Why do some misaligned operands require more memory cycles than expected to read from the memory of a Cortex-M4?

  • January 26, 2021
  • 5 replies
  • 1596 views

I wrote some software that reliably measures the number of memory cycles required to retrieve 16 and 32-bit operands from the Cortex-M4 memory. When a 16-bit operand fits within a 32-bit physical word, I would have expected that only a single memory cycle would be necessary to read or write the data, but that's apparently not the case if it's in the MIDDLE of a 32-bit physical word. And when a 32-bit operand is stored at an address off by 1 or 3 from being word-aligned, it takes THREE cycles (instead of the expected two). Take a look at the attached summary of results. Can anyone explain why the results are not as expected (as shown in red)?

Thanks!

Dan

    This topic has been closed for replies.
    Best answer by waclawek.jan

    Halfword transfers on AHB must be halfword-aligned (i.e. have even addresses), thus the "middle" example is split to two byte-wide accesses.
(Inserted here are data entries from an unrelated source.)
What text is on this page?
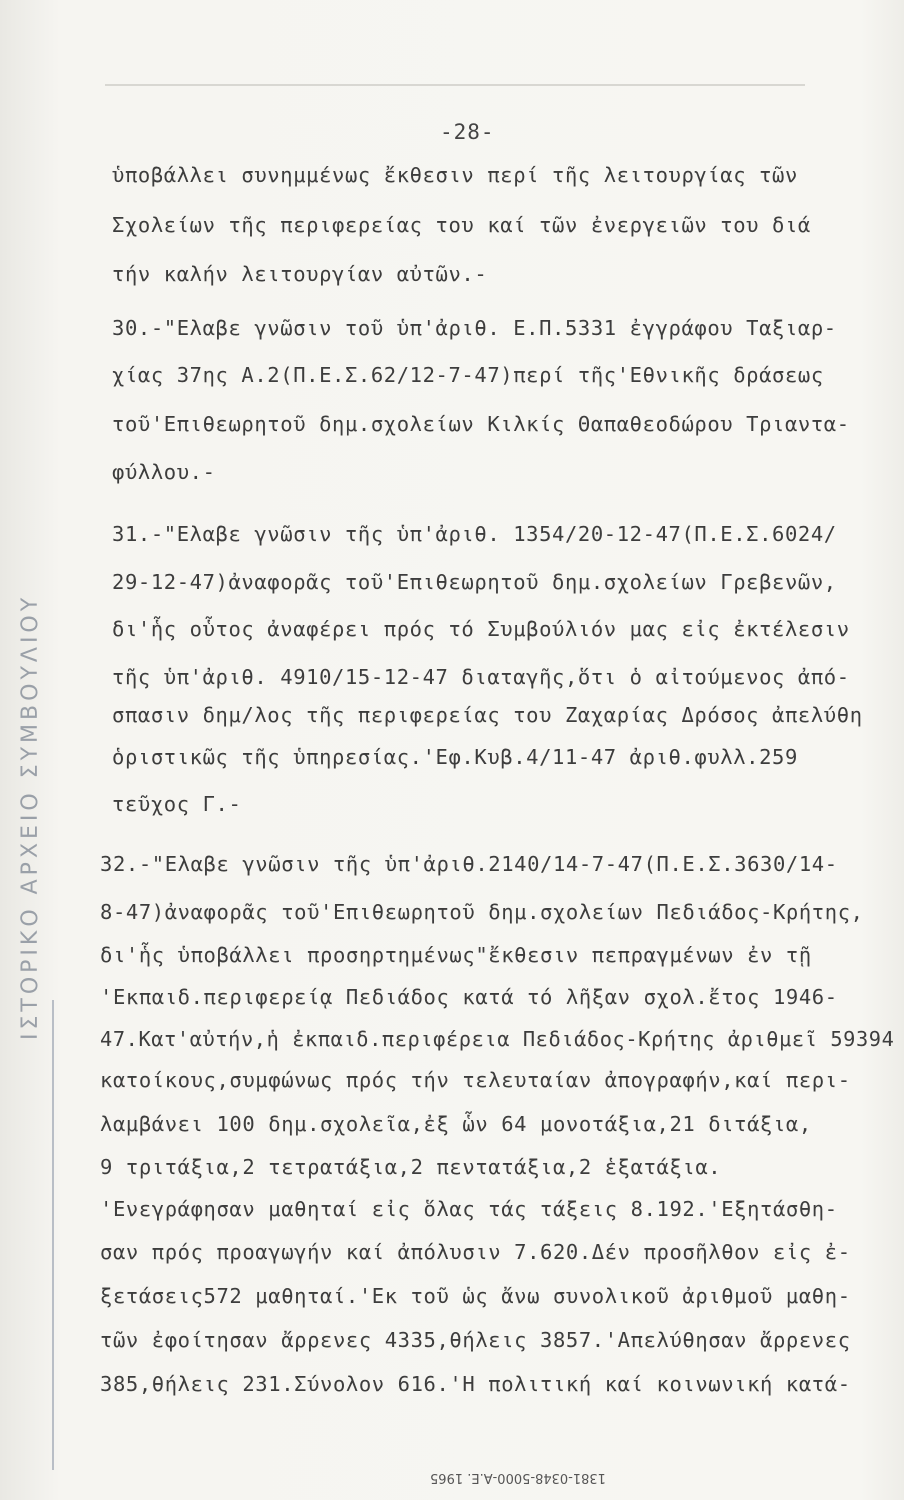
-28-
ὑποβάλλει συνημμένως ἔκθεσιν περί τῆς λειτουργίας τῶν
Σχολείων τῆς περιφερείας του καί τῶν ἐνεργειῶν του διά
τήν καλήν λειτουργίαν αὐτῶν.-
30.-"Ελαβε γνῶσιν τοῦ ὑπ'ἀριθ. Ε.Π.5331 ἐγγράφου Ταξιαρ-
χίας 37ης Α.2(Π.Ε.Σ.62/12-7-47)περί τῆς'Εθνικῆς δράσεως
τοῦ'Επιθεωρητοῦ δημ.σχολείων Κιλκίς Θαπαθεοδώρου Τριαντα-
φύλλου.-
31.-"Ελαβε γνῶσιν τῆς ὑπ'ἀριθ. 1354/20-12-47(Π.Ε.Σ.6024/
29-12-47)ἀναφορᾶς τοῦ'Επιθεωρητοῦ δημ.σχολείων Γρεβενῶν,
δι'ἧς οὗτος ἀναφέρει πρός τό Συμβούλιόν μας εἰς ἐκτέλεσιν
τῆς ὑπ'ἀριθ. 4910/15-12-47 διαταγῆς,ὅτι ὁ αἰτούμενος ἀπό-
σπασιν δημ/λος τῆς περιφερείας του Ζαχαρίας Δρόσος ἀπελύθη
ὁριστικῶς τῆς ὑπηρεσίας.'Εφ.Κυβ.4/11-47 ἀριθ.φυλλ.259
τεῦχος Γ.-
32.-"Ελαβε γνῶσιν τῆς ὑπ'ἀριθ.2140/14-7-47(Π.Ε.Σ.3630/14-
8-47)ἀναφορᾶς τοῦ'Επιθεωρητοῦ δημ.σχολείων Πεδιάδος-Κρήτης,
δι'ἧς ὑποβάλλει προσηρτημένως"ἔκθεσιν πεπραγμένων ἐν τῇ
'Εκπαιδ.περιφερείᾳ Πεδιάδος κατά τό λῆξαν σχολ.ἔτος 1946-
47.Κατ'αὐτήν,ἡ ἐκπαιδ.περιφέρεια Πεδιάδος-Κρήτης ἀριθμεῖ 59394
κατοίκους,συμφώνως πρός τήν τελευταίαν ἀπογραφήν,καί περι-
λαμβάνει 100 δημ.σχολεῖα,ἐξ ὧν 64 μονοτάξια,21 διτάξια,
9 τριτάξια,2 τετρατάξια,2 πεντατάξια,2 ἑξατάξια.
'Ενεγράφησαν μαθηταί εἰς ὅλας τάς τάξεις 8.192.'Εξητάσθη-
σαν πρός προαγωγήν καί ἀπόλυσιν 7.620.Δέν προσῆλθον εἰς ἐ-
ξετάσεις572 μαθηταί.'Εκ τοῦ ὡς ἄνω συνολικοῦ ἀριθμοῦ μαθη-
τῶν ἐφοίτησαν ἄρρενες 4335,θήλεις 3857.'Απελύθησαν ἄρρενες
385,θήλεις 231.Σύνολον 616.'Η πολιτική καί κοινωνική κατά-
ΙΣΤΟΡΙΚΟ ΑΡΧΕΙΟ ΣΥΜΒΟΥΛΙΟΥ
1381-0348-5000-Α.Ε. 1965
This rule simplifies logic of attached peripherals.

    The word-unaligned access in second example is split into one byte, one halfword and one byte.

    JW

    5 replies

    Radosław
    Associate II
    January 26, 2021

    Ponieważ prawidłowe ustawienie odbywa się za pośrednictwem magistrali, a nie rdzenia i nadal wymaga czasu.

    waclawek.jan
    waclawek.janBest answer
    Super User
    January 26, 2021

    Halfword transfers on AHB must be halfword-aligned (i.e. have even addresses), thus the "middle" example is split to two byte-wide accesses. This rule simplifies logic of attached peripherals.

    The word-unaligned access in second example is split into one byte, one halfword and one byte.

    JW

    KnarfB
    Super User
    January 26, 2021

    Your measurements are consistent with the TRM https://developer.arm.com/documentation/100166/0001/Programmers-Model/Instruction-set-summary/Load-store-timings. It's not only the memory accesses that count, but there seems to be one additional cycle used by a shifter when the least address bit is 1. Those are, in general, decisions in the micro architecture. There is a trade-off between smaller chip size (lower gate count) and higher performance (lower cycle count).

    Don't know why this decision was made, but note that other MCUs do not support misaligned accesses at all. The compiler can help to avoid unaligned accesses, so there is no strict need for it at all.

    hth

    KnarfB

    waclawek.jan
    Super User
    January 26, 2021

    > It's not only the memory accesses that count, but there seems to be one additional cycle used by a shifter when the least address bit is 1.

    No - with the misaligned halfword access, the basic timing is 2 cycles, corresponding to 2 memory accesses (byte-wide each).

    Of course, waitstates on memory accesses, buffering at various points, arbitration, resynchronization - all these things may add up cycles.

    > Don't know why this decision was made,

    Alignment requirements significantly simplify logic at the "slave" side; OTOH, allowing unaligned accesses by an attachment on the processor's bus interface (this is significant, other busmasters e.g. DMA still don't allow unaligned accesses) is a blessing for things like building packets into communication buffers.

    JW

    DLewi
    DLewiAuthor
    Associate
    January 26, 2021

    Wow! I must have really found the right place to ask the question! Thanks to all of you for your feedback. That explains it completely.

    Best,

    Dan